Forty Mile Rail

Overview
- Headquarters: Foremost, Alberta
- Reporting mark: FMR
- Locale: Southern Alberta, Canada
- Dates of operation: 2016–Present
- Predecessor: Canadian Pacific Railway

Technical
- Track gauge: 4 ft 8+1⁄2 in (1,435 mm) standard gauge
- Length: 46.80 miles (75.32 km)

Other
- Website: fortymilerail.com

= Forty Mile Rail =

Forty Mile Rail is a short line railway located in Southern Alberta running on the former CP Stirling Subdivision, with its headquarters located in the community of Foremost, Alberta. The rail came to Foremost originally in 1913 and was brought back into working order in 2016. There is track running from Foremost, west to Stirling, Alberta with a couple private elevators remaining on the line.
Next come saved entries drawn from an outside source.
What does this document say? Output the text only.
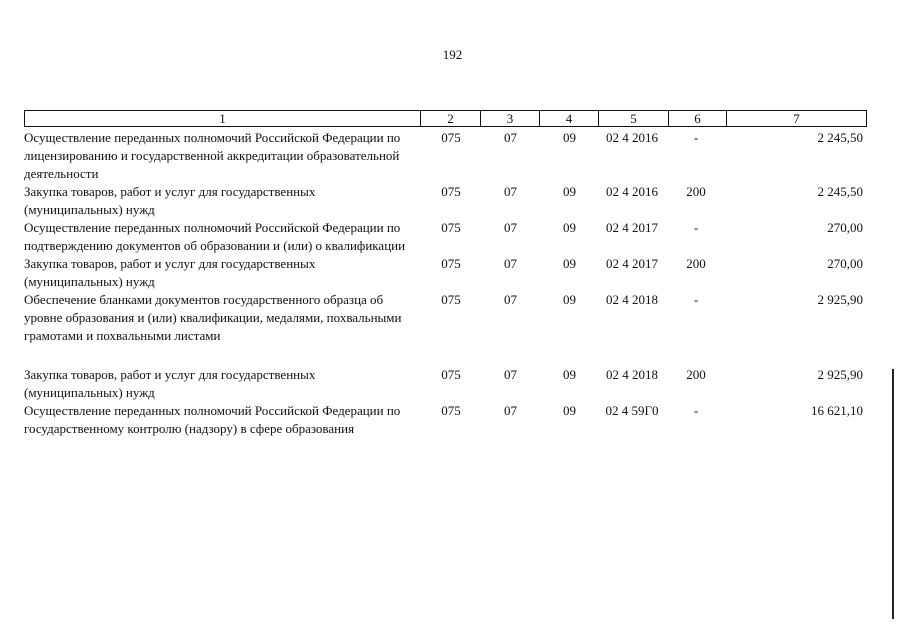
192
1	2	3	4	5	6	7
Осуществление переданных полномочий Российской Федерации по лицензированию и государственной аккредитации образовательной деятельности
075	07	09	02 4 2016	-	2 245,50
Закупка товаров, работ и услуг для государственных (муниципальных) нужд
075	07	09	02 4 2016	200	2 245,50
Осуществление переданных полномочий Российской Федерации по подтверждению документов об образовании и (или) о квалификации
075	07	09	02 4 2017	-	270,00
Закупка товаров, работ и услуг для государственных (муниципальных) нужд
075	07	09	02 4 2017	200	270,00
Обеспечение бланками документов государственного образца об уровне образования и (или) квалификации, медалями, похвальными грамотами и похвальными листами
075	07	09	02 4 2018	-	2 925,90
Закупка товаров, работ и услуг для государственных (муниципальных) нужд
075	07	09	02 4 2018	200	2 925,90
Осуществление переданных полномочий Российской Федерации по государственному контролю (надзору) в сфере образования
075	07	09	02 4 59Г0	-	16 621,10
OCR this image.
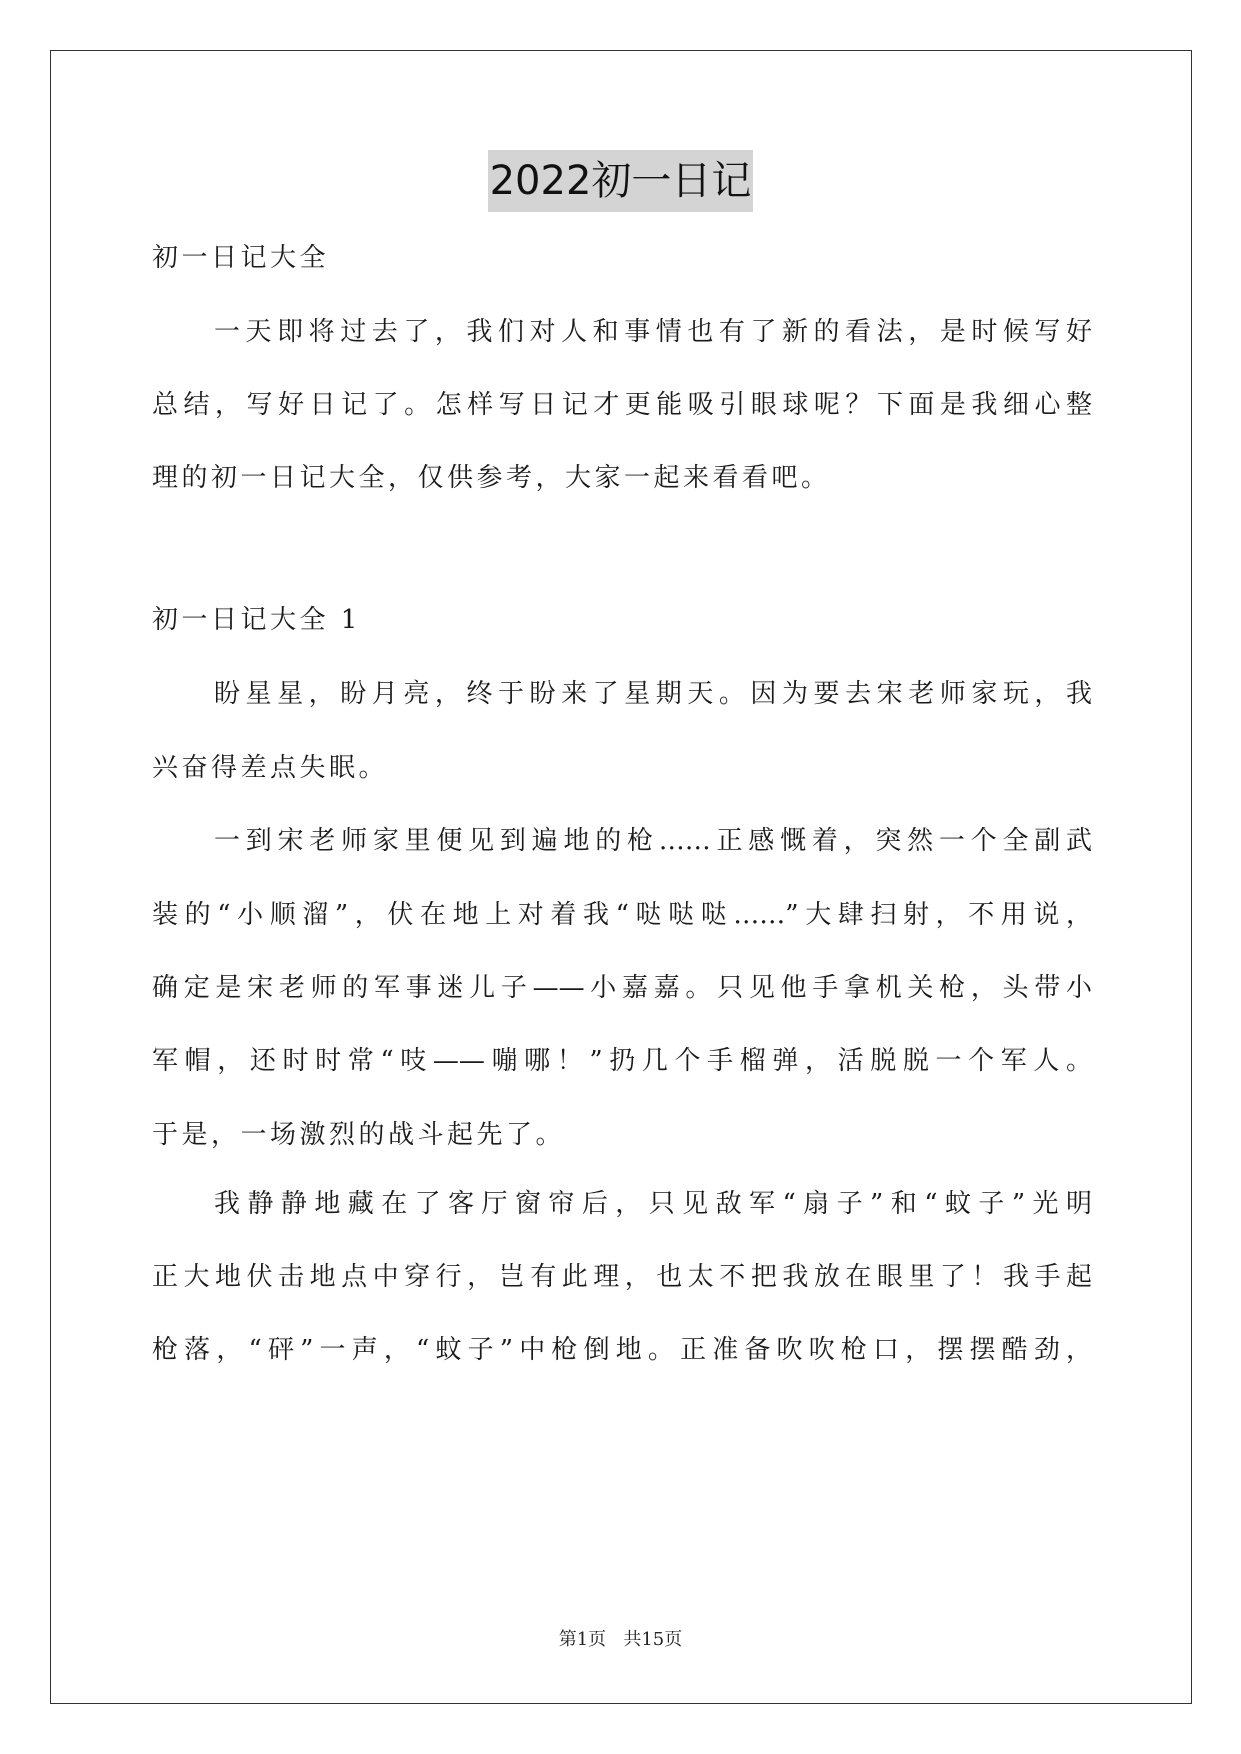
2022初一日记
初一日记大全
一天即将过去了，我们对人和事情也有了新的看法，是时候写好
总结，写好日记了。怎样写日记才更能吸引眼球呢？下面是我细心整
理的初一日记大全，仅供参考，大家一起来看看吧。
初一日记大全 1
盼星星，盼月亮，终于盼来了星期天。因为要去宋老师家玩，我
兴奋得差点失眠。
一到宋老师家里便见到遍地的枪……正感慨着，突然一个全副武
装的“小顺溜”，伏在地上对着我“哒哒哒……”大肆扫射，不用说，
确定是宋老师的军事迷儿子——小嘉嘉。只见他手拿机关枪，头带小
军帽，还时时常“吱——嘣哪！”扔几个手榴弹，活脱脱一个军人。
于是，一场激烈的战斗起先了。
我静静地藏在了客厅窗帘后，只见敌军“扇子”和“蚊子”光明
正大地伏击地点中穿行，岂有此理，也太不把我放在眼里了！我手起
枪落，“砰”一声，“蚊子”中枪倒地。正准备吹吹枪口，摆摆酷劲，
第1页   共15页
The existing track was rehabilitated prior to 2000 and the last year there was any movement on the line was in 2006 – the last year it was operational until taken over from CP. On 21 September 2016, Forty Mile Rail took delivery of their first locomotive, EMD GP9 JLCX #4004, being leased from J&L Consulting.

The Primary market for Forty Mile Rail's services is expected to be grain and pulse production. Future potential may include oil movement and other non-grain products.